Gioacchino Rossini (1792-1868), Tancredi. Marie-Nicole Lemieux (Trancredi), Patrizia Ciofi (Amenaide), Christian Helmer (Orbazzano). Photo : (c) Vincent Pontet/WikiSpectacle - Théâtre des Champs-Elysées
Pour donner à l’œuvre une résonance contemporaine, le metteur en scène Jacques Osinski transpose évidemment l’intrigue dans
le monde contemporain au cœur de débats politico-diplomatiques abscons dans une
scénographie actuelle conçue par Christophe Ouvrard autour de parois mobiles
transformant le plateau au fil du drame en antichambre, bureau d’apparat, salle d’interrogatoire
avec vitre sans teint, etc. Après un premier acte contraint et statique, les
protagonistes étant confinés dans un sinistre décor grisaille et des costumes trop
ajustés, le spectacle prend son véritable essor au second acte. En effet,
pendant les soixante-dix premières minutes, tout paraît engoncé.
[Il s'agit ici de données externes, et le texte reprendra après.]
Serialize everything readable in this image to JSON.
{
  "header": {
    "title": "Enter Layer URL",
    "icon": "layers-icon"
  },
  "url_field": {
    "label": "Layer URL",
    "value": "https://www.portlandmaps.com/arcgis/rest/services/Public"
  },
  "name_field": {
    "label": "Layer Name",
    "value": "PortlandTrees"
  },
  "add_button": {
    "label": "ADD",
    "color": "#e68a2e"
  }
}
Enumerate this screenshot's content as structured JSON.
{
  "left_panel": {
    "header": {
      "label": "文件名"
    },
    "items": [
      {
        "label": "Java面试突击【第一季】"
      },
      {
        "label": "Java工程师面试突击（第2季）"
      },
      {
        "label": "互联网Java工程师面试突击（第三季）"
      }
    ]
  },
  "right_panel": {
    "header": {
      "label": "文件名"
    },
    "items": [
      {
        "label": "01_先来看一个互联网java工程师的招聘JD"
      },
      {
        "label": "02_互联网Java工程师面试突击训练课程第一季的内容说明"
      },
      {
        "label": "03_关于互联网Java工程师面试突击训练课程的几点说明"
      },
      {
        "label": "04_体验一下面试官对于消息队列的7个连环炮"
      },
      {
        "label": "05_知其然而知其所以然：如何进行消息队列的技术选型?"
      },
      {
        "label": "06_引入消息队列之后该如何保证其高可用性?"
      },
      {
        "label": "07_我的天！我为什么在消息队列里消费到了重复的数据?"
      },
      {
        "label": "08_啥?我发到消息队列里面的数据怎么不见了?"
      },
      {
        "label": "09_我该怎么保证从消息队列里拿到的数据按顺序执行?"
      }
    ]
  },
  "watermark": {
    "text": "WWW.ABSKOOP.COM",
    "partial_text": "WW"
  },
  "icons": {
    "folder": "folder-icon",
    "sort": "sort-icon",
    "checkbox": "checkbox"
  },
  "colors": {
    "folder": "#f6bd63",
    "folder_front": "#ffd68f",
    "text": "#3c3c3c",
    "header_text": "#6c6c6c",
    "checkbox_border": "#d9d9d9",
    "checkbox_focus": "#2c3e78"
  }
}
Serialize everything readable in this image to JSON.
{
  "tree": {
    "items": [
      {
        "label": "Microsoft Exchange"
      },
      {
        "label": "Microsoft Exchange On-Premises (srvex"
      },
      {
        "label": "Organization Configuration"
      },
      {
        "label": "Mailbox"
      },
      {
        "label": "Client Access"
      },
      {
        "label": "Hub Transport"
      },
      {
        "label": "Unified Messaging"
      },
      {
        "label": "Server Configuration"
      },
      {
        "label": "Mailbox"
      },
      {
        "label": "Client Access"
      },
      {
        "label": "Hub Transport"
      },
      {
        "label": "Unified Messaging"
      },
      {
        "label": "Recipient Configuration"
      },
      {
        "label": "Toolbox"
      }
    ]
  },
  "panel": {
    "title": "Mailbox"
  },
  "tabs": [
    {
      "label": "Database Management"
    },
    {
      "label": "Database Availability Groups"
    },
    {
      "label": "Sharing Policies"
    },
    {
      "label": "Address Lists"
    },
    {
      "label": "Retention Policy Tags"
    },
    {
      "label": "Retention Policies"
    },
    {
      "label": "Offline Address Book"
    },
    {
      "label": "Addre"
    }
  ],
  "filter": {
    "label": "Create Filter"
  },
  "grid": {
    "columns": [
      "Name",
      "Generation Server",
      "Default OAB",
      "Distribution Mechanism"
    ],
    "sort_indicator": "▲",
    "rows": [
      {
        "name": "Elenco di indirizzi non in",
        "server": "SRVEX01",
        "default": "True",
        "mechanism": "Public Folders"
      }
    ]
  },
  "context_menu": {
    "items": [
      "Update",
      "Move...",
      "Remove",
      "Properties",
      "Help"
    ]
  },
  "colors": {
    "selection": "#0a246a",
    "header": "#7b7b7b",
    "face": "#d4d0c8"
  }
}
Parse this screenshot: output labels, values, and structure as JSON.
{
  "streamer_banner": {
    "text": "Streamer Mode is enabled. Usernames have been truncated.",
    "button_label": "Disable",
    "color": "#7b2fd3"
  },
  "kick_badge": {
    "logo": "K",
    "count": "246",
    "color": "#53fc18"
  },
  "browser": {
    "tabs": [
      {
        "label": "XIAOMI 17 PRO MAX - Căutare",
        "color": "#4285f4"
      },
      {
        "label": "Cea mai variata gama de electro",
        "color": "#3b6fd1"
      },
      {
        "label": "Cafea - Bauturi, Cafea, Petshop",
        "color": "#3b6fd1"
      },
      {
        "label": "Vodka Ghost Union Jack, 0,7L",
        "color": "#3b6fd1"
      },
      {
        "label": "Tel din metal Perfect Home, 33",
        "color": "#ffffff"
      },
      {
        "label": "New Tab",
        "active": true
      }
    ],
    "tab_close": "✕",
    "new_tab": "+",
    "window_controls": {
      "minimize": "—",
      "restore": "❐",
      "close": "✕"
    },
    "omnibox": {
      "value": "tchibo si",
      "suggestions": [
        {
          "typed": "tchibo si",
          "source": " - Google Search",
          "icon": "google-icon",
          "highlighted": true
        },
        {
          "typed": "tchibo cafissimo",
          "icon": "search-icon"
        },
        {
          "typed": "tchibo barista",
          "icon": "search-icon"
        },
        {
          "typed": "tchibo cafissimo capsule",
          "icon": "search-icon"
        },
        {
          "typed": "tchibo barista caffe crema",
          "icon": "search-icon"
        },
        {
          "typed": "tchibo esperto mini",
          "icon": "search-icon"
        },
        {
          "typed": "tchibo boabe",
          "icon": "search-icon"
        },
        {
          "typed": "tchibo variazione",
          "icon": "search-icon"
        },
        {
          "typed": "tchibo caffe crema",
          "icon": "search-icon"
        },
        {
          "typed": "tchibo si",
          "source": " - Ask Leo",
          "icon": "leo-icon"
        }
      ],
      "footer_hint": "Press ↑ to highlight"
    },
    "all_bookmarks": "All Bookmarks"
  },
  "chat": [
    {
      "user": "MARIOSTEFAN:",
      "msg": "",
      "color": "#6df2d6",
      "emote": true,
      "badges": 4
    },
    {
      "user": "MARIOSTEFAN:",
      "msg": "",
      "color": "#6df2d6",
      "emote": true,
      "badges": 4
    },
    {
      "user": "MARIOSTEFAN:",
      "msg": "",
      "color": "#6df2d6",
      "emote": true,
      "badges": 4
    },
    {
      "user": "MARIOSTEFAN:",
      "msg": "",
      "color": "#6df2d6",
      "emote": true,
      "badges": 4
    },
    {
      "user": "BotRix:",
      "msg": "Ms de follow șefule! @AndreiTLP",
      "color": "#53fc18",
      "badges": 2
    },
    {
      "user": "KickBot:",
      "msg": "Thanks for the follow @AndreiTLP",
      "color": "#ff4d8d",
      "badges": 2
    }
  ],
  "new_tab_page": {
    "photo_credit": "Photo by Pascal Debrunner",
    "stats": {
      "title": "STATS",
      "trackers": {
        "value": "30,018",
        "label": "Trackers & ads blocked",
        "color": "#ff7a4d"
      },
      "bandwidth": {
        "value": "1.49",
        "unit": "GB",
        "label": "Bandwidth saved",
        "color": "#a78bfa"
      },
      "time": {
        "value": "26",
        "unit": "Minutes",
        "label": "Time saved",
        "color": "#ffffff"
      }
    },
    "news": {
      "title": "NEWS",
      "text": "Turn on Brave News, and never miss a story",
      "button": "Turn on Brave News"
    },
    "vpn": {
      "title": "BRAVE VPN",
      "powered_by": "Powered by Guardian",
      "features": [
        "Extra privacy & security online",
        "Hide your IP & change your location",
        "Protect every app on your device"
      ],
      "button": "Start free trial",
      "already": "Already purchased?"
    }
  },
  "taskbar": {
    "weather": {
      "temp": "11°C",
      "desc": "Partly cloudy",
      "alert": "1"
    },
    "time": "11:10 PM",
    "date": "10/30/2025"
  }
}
Dirigé avec minutie
par un Enrique Mazzola stratifié par les approximations des bois et des cuivres
de l’Orchestre Philharmonique de Radio France qui s’exprime dans la fosse, Patricia
Ciofi (Amenaide) et Marie-Nicole Lemieux (Tancrède), affublée d’une barbe particulièrement
seyante, semblent errer sur le plateau, ne parvenant pas à se libérer pour donner chair à
leurs personnages respectifs, tandis qu’Antonino Siragusa (Argirio) crie et
sature ses cordes vocales et les oreilles du public.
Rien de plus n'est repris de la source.